Now, many might be thinking that this is good news.  Finally, Big Tobacco is being help publicly accountable for their actions.  But as many marketing experts will tell you, successful advertising is so much more than bold words and brash statements.  Successful advertising is all about images, pictures, and video, usually involving pretty people using the company products. 

If the goal of the federal government is to warn American youth of the dangers of smoking, TV and newspaper ads are probably the lease effective ways to do it.  Newspaper circulation is on a rapid decline, and even in generations past, what percentage of American teens were ever known to read the local newspaper on a regular basis?

Meanwhile, in today’s age of easily-surfable television where viewers can skip past commercial interruptions with the click of a button, how many teens will actually see these “corrective statements” from Big Tobacco? 

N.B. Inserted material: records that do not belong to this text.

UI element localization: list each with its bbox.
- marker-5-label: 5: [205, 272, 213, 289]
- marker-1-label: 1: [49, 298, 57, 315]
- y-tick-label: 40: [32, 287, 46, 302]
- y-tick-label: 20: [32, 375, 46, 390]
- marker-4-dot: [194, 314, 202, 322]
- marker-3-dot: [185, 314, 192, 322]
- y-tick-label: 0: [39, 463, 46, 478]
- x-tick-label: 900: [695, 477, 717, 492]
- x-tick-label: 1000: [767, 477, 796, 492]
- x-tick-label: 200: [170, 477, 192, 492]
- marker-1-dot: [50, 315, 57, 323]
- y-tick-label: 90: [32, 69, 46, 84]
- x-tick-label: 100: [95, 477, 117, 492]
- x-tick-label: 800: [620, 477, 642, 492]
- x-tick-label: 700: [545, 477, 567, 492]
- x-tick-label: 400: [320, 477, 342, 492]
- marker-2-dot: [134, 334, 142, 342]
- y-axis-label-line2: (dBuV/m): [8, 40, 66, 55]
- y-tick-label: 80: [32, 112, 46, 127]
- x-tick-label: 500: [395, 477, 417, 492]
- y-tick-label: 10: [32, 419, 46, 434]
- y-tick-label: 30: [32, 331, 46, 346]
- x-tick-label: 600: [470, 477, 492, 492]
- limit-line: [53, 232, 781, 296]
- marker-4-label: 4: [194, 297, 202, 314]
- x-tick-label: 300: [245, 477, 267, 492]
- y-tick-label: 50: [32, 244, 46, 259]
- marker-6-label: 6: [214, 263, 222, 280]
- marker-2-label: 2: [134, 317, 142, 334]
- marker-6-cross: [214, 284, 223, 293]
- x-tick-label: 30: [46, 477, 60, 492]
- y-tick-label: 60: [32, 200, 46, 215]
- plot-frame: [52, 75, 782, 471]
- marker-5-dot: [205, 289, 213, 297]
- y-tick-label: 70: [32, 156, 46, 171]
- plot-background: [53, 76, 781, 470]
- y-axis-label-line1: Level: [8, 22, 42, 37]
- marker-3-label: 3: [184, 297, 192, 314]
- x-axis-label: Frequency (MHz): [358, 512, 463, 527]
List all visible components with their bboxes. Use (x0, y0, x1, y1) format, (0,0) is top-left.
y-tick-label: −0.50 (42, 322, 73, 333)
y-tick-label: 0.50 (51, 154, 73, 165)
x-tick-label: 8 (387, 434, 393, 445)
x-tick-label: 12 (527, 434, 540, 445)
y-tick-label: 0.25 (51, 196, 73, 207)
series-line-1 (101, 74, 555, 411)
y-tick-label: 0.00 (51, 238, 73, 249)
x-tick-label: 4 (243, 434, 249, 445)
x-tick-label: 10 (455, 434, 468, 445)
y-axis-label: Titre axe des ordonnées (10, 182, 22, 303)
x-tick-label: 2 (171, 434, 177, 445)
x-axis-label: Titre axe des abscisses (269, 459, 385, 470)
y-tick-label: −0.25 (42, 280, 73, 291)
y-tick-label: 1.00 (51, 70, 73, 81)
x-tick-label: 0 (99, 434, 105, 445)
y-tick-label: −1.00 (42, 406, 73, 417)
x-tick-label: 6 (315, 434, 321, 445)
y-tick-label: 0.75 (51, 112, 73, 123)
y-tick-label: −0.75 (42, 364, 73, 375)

Perhaps even more odd is that the tobacco companies can choose the individual markets in which these advertisements appear.  This oversight in the judge’s ruling essentially means that Big Tobacco can choose to run the TV commercials or run the newspaper ads in regions of the country with the lowest cigarette sales or media subscribers.

Somehow, Big Tobacco managed to lose a billion-dollar lawsuit, never pay any fines, never go to jail, and still be allowed to create TV and print advertisements disguised in the form of negatively-worded corrective statements.  And perhaps not-so-coincidentally, the release of these negative ad campaigns coincides with the worldwide marketing efforts of Big Tobacco’s latest product - Heat-not-Burn technologies.  Tobacco executives must be laughing all the way to the bank.